Way too much wine
Posted 24 June 2003 - 04:09 PM
I'd love to hear your prognosis for the outcome of what seems to be a vast oversupply of wine in the world, with wine now being produced and exported from what seem to to be the unlikeliest of places, and acreages in established wine producing countries being expanded every year.
On the face of it, a world wine glut would seem to be a great situation for consumers, but so far, the only tangible result is a lot of bad wine being sold very cheaply.
Do you see any good coming from so much new wine? Specifically, do you envision a situation where countries new to the export market will begin trimming production and concentrating instead on making unique wines that will appeal to discerning buyers around the world? Or will we be swamped by an ever-increasing variety of generic crowd pleasers?
Posted 25 June 2003 - 05:27 AM
Can't quite see new producing regions suddenly deciding to trim production. After all, they're likely to be the ones with the biggest debts to pay off. I think there are already two major impetuses for the new wine producer
a) to make a standout wine that will make a splash and get talked about
b) make a wine that matches up to an already proven market success that sells in volume
Most producers decide to go one way or the other. I agree that those who follow track b) don't set the world alight but you can see how they manage to raise the capital to do it.

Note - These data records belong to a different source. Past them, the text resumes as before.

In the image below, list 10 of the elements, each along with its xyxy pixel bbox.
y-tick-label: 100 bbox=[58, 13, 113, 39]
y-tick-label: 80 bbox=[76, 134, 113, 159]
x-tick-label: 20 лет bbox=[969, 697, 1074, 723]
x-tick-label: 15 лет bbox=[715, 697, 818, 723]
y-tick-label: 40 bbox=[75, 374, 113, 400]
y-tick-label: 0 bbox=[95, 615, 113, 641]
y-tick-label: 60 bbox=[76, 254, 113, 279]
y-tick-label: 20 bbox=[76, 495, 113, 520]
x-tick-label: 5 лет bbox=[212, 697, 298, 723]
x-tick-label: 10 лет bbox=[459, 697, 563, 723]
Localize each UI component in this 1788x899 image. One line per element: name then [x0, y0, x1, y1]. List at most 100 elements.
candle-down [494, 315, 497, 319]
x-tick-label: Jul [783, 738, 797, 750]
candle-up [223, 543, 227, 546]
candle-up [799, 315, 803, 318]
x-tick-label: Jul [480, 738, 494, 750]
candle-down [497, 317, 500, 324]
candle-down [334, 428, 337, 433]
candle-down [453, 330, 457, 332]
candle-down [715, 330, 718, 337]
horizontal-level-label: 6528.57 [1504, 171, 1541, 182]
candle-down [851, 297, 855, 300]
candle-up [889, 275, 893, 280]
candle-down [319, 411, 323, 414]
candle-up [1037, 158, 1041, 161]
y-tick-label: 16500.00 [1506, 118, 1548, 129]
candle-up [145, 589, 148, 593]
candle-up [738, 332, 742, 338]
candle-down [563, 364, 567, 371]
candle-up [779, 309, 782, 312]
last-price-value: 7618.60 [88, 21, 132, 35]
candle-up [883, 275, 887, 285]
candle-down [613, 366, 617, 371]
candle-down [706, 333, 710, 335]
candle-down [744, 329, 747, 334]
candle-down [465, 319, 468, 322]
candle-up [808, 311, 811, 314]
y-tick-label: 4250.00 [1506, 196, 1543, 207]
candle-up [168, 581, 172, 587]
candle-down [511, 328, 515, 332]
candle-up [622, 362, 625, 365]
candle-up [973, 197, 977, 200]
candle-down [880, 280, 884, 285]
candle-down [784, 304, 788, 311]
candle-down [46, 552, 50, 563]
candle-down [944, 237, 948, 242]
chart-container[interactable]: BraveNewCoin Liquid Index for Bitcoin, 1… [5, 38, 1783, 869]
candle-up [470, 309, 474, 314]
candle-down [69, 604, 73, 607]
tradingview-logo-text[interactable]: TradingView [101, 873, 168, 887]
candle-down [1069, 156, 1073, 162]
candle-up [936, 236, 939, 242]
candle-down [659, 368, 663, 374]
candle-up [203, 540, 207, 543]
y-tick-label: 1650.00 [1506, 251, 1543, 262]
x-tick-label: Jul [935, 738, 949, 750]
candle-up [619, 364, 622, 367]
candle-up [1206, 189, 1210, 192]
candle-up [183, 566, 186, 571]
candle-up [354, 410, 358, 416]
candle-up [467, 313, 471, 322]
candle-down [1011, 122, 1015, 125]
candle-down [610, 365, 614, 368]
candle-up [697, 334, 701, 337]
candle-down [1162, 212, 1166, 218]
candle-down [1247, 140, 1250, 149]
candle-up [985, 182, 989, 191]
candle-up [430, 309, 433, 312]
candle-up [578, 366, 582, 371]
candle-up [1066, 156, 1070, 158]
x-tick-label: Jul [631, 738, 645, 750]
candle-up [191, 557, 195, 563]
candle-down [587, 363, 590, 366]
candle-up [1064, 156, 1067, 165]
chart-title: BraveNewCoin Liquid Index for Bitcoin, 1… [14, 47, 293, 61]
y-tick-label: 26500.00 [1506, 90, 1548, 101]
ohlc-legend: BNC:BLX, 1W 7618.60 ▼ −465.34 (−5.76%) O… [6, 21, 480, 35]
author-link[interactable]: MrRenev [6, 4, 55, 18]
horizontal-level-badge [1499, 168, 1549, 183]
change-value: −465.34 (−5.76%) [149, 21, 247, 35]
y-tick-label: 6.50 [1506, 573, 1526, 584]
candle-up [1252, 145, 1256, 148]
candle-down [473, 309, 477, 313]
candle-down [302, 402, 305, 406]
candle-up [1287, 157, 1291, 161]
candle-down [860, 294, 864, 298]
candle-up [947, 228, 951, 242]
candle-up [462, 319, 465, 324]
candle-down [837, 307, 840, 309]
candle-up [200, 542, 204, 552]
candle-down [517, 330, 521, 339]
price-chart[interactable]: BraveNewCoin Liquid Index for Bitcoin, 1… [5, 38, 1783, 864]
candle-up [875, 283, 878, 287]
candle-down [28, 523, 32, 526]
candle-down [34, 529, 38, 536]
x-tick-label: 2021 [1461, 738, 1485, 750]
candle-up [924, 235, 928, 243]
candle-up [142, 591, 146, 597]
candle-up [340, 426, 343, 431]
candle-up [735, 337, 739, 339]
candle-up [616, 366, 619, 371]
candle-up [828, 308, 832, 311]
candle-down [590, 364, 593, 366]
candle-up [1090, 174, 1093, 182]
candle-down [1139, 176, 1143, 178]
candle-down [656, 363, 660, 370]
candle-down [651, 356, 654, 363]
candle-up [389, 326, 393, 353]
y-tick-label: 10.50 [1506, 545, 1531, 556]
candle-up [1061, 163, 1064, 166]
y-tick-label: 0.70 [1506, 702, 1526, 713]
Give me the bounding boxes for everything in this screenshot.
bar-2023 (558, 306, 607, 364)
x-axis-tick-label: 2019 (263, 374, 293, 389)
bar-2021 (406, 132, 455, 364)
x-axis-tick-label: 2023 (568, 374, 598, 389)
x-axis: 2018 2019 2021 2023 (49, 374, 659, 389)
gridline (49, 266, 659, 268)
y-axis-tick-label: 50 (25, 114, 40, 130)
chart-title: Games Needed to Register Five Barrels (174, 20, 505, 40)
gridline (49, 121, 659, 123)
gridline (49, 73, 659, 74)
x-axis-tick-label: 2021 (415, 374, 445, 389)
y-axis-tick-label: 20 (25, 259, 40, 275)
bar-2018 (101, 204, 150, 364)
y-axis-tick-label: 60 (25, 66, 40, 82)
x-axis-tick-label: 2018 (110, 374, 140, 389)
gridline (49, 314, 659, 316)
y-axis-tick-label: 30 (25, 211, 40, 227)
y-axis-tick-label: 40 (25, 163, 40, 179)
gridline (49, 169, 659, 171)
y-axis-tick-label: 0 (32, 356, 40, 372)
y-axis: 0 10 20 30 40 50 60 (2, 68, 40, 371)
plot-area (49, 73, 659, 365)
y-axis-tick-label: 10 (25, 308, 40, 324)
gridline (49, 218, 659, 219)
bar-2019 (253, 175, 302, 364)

I actually do think this grape glut is good for us consumers and I'm delighted there are signs of prices in that vast middle to top quality area softening too. (Isn't it amazing that global corporations jump into wine at the very worst time, just as a glut is about to manifest itself?) Or perhaps not.
I think, as you hint, the range of 'generic crowd pleasers' is widening, with Chardonnay's domination weakening. Hoorah.